Bangalore Rugby Football Club
- Full name: Bangalore Rugby Football Club
- Founded: 1996
- Location: Bangalore, Karnataka, India
- Ground: RBANMS College grounds
- Coach(es): Subash Janarthanam Tarun Appanna Steven Burton
- Captain: Akhil Anand
- League(s): All India & South Asia Rugby Tournament National Rugby Championship

= Bangalore RFC =

Bangalore Rugby Football Club (B.R.F.C) is a rugby union club based in Bangalore. They currently participate in the All India & South Asia Rugby Tournament & the National Rugby Championship - Div 1.

==History==
B.R.F.C was founded in 1996 by expats living in the city. They also have an expatriate team called the "Bangalore Refugees". They started a girls team in 2009, in addition to boys u-19 and u-16 teams.
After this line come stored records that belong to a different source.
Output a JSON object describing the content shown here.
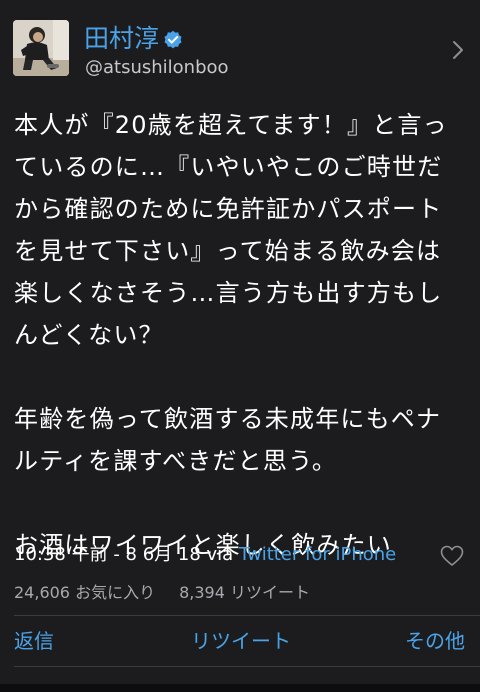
{
  "user": {
    "display_name": "田村淳",
    "handle": "@atsushilonboo",
    "verified": true,
    "verified_icon": "verified-badge-icon",
    "avatar_icon": "avatar-photo"
  },
  "tweet": {
    "paragraphs": [
      [
        "本人が『20歳を超えてます！』と言っ",
        "ているのに…『いやいやこのご時世だ",
        "から確認のために免許証かパスポート",
        "を見せて下さい』って始まる飲み会は",
        "楽しくなさそう…言う方も出す方もし",
        "んどくない？"
      ],
      [
        "年齢を偽って飲酒する未成年にもペナ",
        "ルティを課すべきだと思う。"
      ],
      [
        "お酒はワイワイと楽しく飲みたい"
      ]
    ],
    "timestamp": "10:38 午前 - 8 6月 18",
    "via_label": "via",
    "client": "Twitter for iPhone",
    "favorite_icon": "heart-icon"
  },
  "stats": {
    "favorites": "24,606 お気に入り",
    "retweets": "8,394 リツイート"
  },
  "actions": {
    "reply": "返信",
    "retweet": "リツイート",
    "more": "その他"
  },
  "colors": {
    "background": "#1c1c1e",
    "accent": "#4aa3e8",
    "text": "#ffffff",
    "secondary": "#a8a8ae"
  }
}
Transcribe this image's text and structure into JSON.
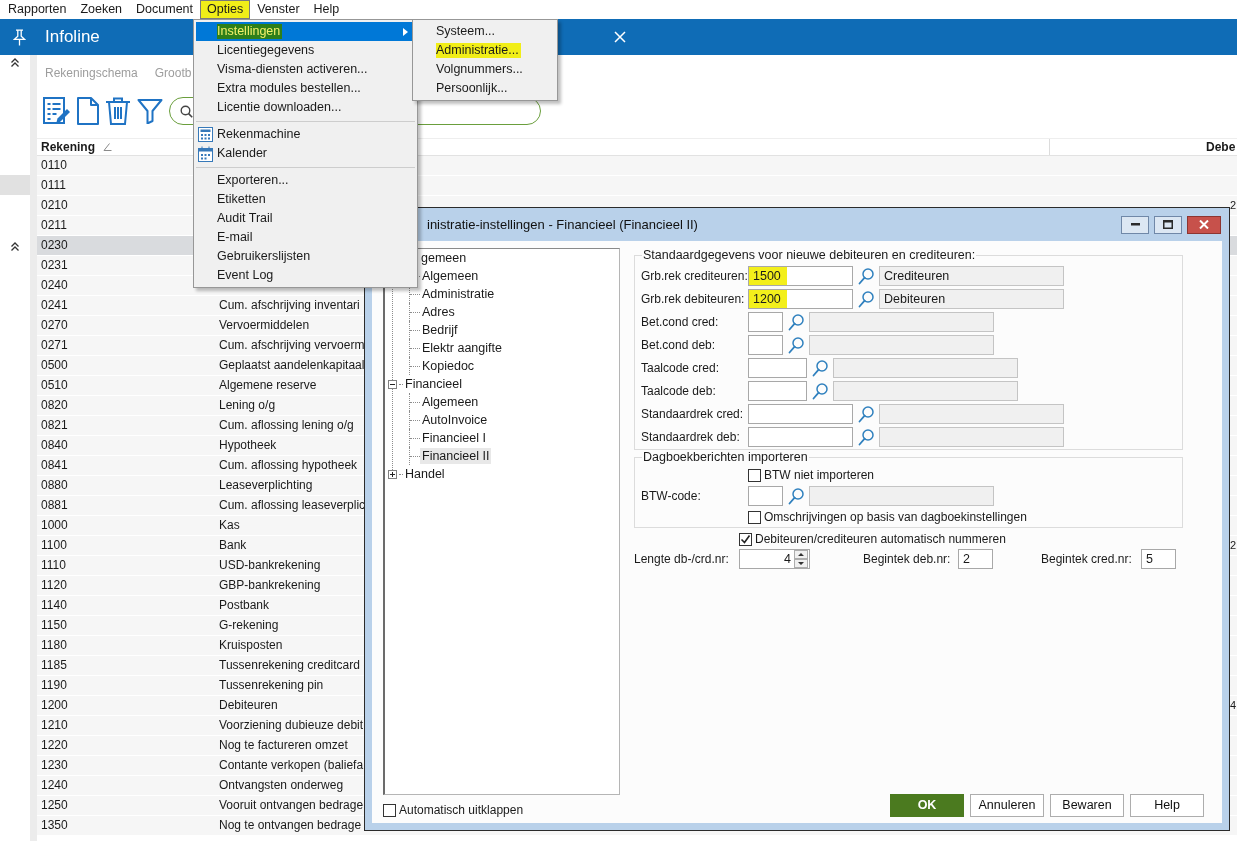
{
  "menubar": [
    {
      "label": "Rapporten",
      "selected": false,
      "highlighted": false
    },
    {
      "label": "Zoeken",
      "selected": false,
      "highlighted": false
    },
    {
      "label": "Document",
      "selected": false,
      "highlighted": false
    },
    {
      "label": "Opties",
      "selected": true,
      "highlighted": true
    },
    {
      "label": "Venster",
      "selected": false,
      "highlighted": false
    },
    {
      "label": "Help",
      "selected": false,
      "highlighted": false
    }
  ],
  "app": {
    "title": "Infoline"
  },
  "view_tabs": [
    {
      "label": "Rekeningschema"
    },
    {
      "label": "Grootb"
    }
  ],
  "table": {
    "columns": [
      {
        "label": "Rekening",
        "sorted": true
      },
      {
        "label": "Debe",
        "sorted": false
      }
    ],
    "rows": [
      {
        "account": "0110",
        "selected": false
      },
      {
        "account": "0111",
        "selected": false
      },
      {
        "account": "0210",
        "column_3": "2",
        "selected": false
      },
      {
        "account": "0211",
        "selected": false
      },
      {
        "account": "0230",
        "selected": true
      },
      {
        "account": "0231",
        "selected": false
      },
      {
        "account": "0240",
        "selected": false
      },
      {
        "account": "0241",
        "description": "Cum. afschrijving inventari",
        "selected": false
      },
      {
        "account": "0270",
        "description": "Vervoermiddelen",
        "selected": false
      },
      {
        "account": "0271",
        "description": "Cum. afschrijving vervoerm",
        "selected": false
      },
      {
        "account": "0500",
        "description": "Geplaatst aandelenkapitaal",
        "selected": false
      },
      {
        "account": "0510",
        "description": "Algemene reserve",
        "selected": false
      },
      {
        "account": "0820",
        "description": "Lening o/g",
        "selected": false
      },
      {
        "account": "0821",
        "description": "Cum. aflossing lening o/g",
        "selected": false
      },
      {
        "account": "0840",
        "description": "Hypotheek",
        "selected": false
      },
      {
        "account": "0841",
        "description": "Cum. aflossing hypotheek",
        "selected": false
      },
      {
        "account": "0880",
        "description": "Leaseverplichting",
        "selected": false
      },
      {
        "account": "0881",
        "description": "Cum. aflossing leaseverplic",
        "selected": false
      },
      {
        "account": "1000",
        "description": "Kas",
        "selected": false
      },
      {
        "account": "1100",
        "description": "Bank",
        "column_3": "2",
        "selected": false
      },
      {
        "account": "1110",
        "description": "USD-bankrekening",
        "selected": false
      },
      {
        "account": "1120",
        "description": "GBP-bankrekening",
        "selected": false
      },
      {
        "account": "1140",
        "description": "Postbank",
        "selected": false
      },
      {
        "account": "1150",
        "description": "G-rekening",
        "selected": false
      },
      {
        "account": "1180",
        "description": "Kruisposten",
        "selected": false
      },
      {
        "account": "1185",
        "description": "Tussenrekening creditcard",
        "selected": false
      },
      {
        "account": "1190",
        "description": "Tussenrekening pin",
        "selected": false
      },
      {
        "account": "1200",
        "description": "Debiteuren",
        "column_3": "4",
        "selected": false
      },
      {
        "account": "1210",
        "description": "Voorziening dubieuze debit",
        "selected": false
      },
      {
        "account": "1220",
        "description": "Nog te factureren omzet",
        "selected": false
      },
      {
        "account": "1230",
        "description": "Contante verkopen (baliefa",
        "selected": false
      },
      {
        "account": "1240",
        "description": "Ontvangsten onderweg",
        "selected": false
      },
      {
        "account": "1250",
        "description": "Vooruit ontvangen bedrage",
        "selected": false
      },
      {
        "account": "1350",
        "description": "Nog te ontvangen bedrage",
        "selected": false
      }
    ]
  },
  "options_menu": {
    "items": [
      {
        "kind": "item",
        "label": "Instellingen",
        "submenu": true,
        "selected": true,
        "highlighted": true
      },
      {
        "kind": "item",
        "label": "Licentiegegevens",
        "submenu": false,
        "selected": false,
        "highlighted": false
      },
      {
        "kind": "item",
        "label": "Visma-diensten activeren...",
        "submenu": false,
        "selected": false,
        "highlighted": false
      },
      {
        "kind": "item",
        "label": "Extra modules bestellen...",
        "submenu": false,
        "selected": false,
        "highlighted": false
      },
      {
        "kind": "item",
        "label": "Licentie downloaden...",
        "submenu": false,
        "selected": false,
        "highlighted": false
      },
      {
        "kind": "separator"
      },
      {
        "kind": "calculator",
        "label": "Rekenmachine",
        "submenu": false,
        "selected": false,
        "highlighted": false
      },
      {
        "kind": "calendar",
        "label": "Kalender",
        "submenu": false,
        "selected": false,
        "highlighted": false
      },
      {
        "kind": "separator"
      },
      {
        "kind": "item",
        "label": "Exporteren...",
        "submenu": false,
        "selected": false,
        "highlighted": false
      },
      {
        "kind": "item",
        "label": "Etiketten",
        "submenu": false,
        "selected": false,
        "highlighted": false
      },
      {
        "kind": "item",
        "label": "Audit Trail",
        "submenu": false,
        "selected": false,
        "highlighted": false
      },
      {
        "kind": "item",
        "label": "E-mail",
        "submenu": false,
        "selected": false,
        "highlighted": false
      },
      {
        "kind": "item",
        "label": "Gebruikerslijsten",
        "submenu": false,
        "selected": false,
        "highlighted": false
      },
      {
        "kind": "item",
        "label": "Event Log",
        "submenu": false,
        "selected": false,
        "highlighted": false
      }
    ]
  },
  "settings_submenu": {
    "items": [
      {
        "label": "Systeem...",
        "highlighted": false
      },
      {
        "label": "Administratie...",
        "highlighted": true
      },
      {
        "label": "Volgnummers...",
        "highlighted": false
      },
      {
        "label": "Persoonlijk...",
        "highlighted": false
      }
    ]
  },
  "dialog": {
    "title": "inistratie-instellingen - Financieel (Financieel II)",
    "tree": [
      {
        "label": "gemeen",
        "selected": false,
        "children": [
          {
            "label": "Algemeen",
            "selected": false
          },
          {
            "label": "Administratie",
            "selected": false
          },
          {
            "label": "Adres",
            "selected": false
          },
          {
            "label": "Bedrijf",
            "selected": false
          },
          {
            "label": "Elektr aangifte",
            "selected": false
          },
          {
            "label": "Kopiedoc",
            "selected": false
          }
        ]
      },
      {
        "label": "Financieel",
        "expanded": true,
        "selected": false,
        "children": [
          {
            "label": "Algemeen",
            "selected": false
          },
          {
            "label": "AutoInvoice",
            "selected": false
          },
          {
            "label": "Financieel I",
            "selected": false
          },
          {
            "label": "Financieel II",
            "selected": true
          }
        ]
      },
      {
        "label": "Handel",
        "expanded": false,
        "selected": false
      }
    ],
    "auto_expand": {
      "label": "Automatisch uitklappen",
      "checked": false
    },
    "groups": [
      {
        "title": "Standaardgegevens voor nieuwe debiteuren en crediteuren:",
        "rows": [
          {
            "kind": "account",
            "label": "Grb.rek crediteuren:",
            "value": "1500",
            "highlighted": true,
            "description": "Crediteuren"
          },
          {
            "kind": "account",
            "label": "Grb.rek debiteuren:",
            "value": "1200",
            "highlighted": true,
            "description": "Debiteuren"
          },
          {
            "kind": "condition",
            "label": "Bet.cond cred:",
            "highlighted": false
          },
          {
            "kind": "condition",
            "label": "Bet.cond deb:",
            "highlighted": false
          },
          {
            "kind": "language",
            "label": "Taalcode cred:",
            "highlighted": false
          },
          {
            "kind": "language",
            "label": "Taalcode deb:",
            "highlighted": false
          },
          {
            "kind": "account",
            "label": "Standaardrek cred:",
            "highlighted": false
          },
          {
            "kind": "account",
            "label": "Standaardrek deb:",
            "highlighted": false
          }
        ]
      },
      {
        "title": "Dagboekberichten importeren",
        "rows": [
          {
            "kind": "checkbox",
            "label": "BTW niet importeren",
            "checked": false
          },
          {
            "kind": "condition",
            "label": "BTW-code:",
            "highlighted": false
          },
          {
            "kind": "checkbox",
            "label": "Omschrijvingen op basis van dagboekinstellingen",
            "checked": false
          }
        ]
      }
    ],
    "auto_number": {
      "label": "Debiteuren/crediteuren automatisch nummeren",
      "checked": true
    },
    "number_fields": [
      {
        "kind": "spinner",
        "label": "Lengte db-/crd.nr:",
        "value": "4"
      },
      {
        "kind": "text",
        "label": "Begintek deb.nr:",
        "value": "2"
      },
      {
        "kind": "text",
        "label": "Begintek cred.nr:",
        "value": "5"
      }
    ],
    "buttons": [
      {
        "label": "OK",
        "primary": true
      },
      {
        "label": "Annuleren",
        "primary": false
      },
      {
        "label": "Bewaren",
        "primary": false
      },
      {
        "label": "Help",
        "primary": false
      }
    ]
  }
}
B.R.F.C has provided several players to the India national team over the years: Subramani P.E, Vinay Rai, Puneeth Krishnamurthy, Tarun Appanna, Thaman Thimaiah, Roshan Lobo, Salik Zaffar, Deepam Kohli and Nishant Nerayath. B.R.F.C in 2005 reached the finals of the All India & South Asia Rugby Tournament and lost the finals to British Asian Rugby Association.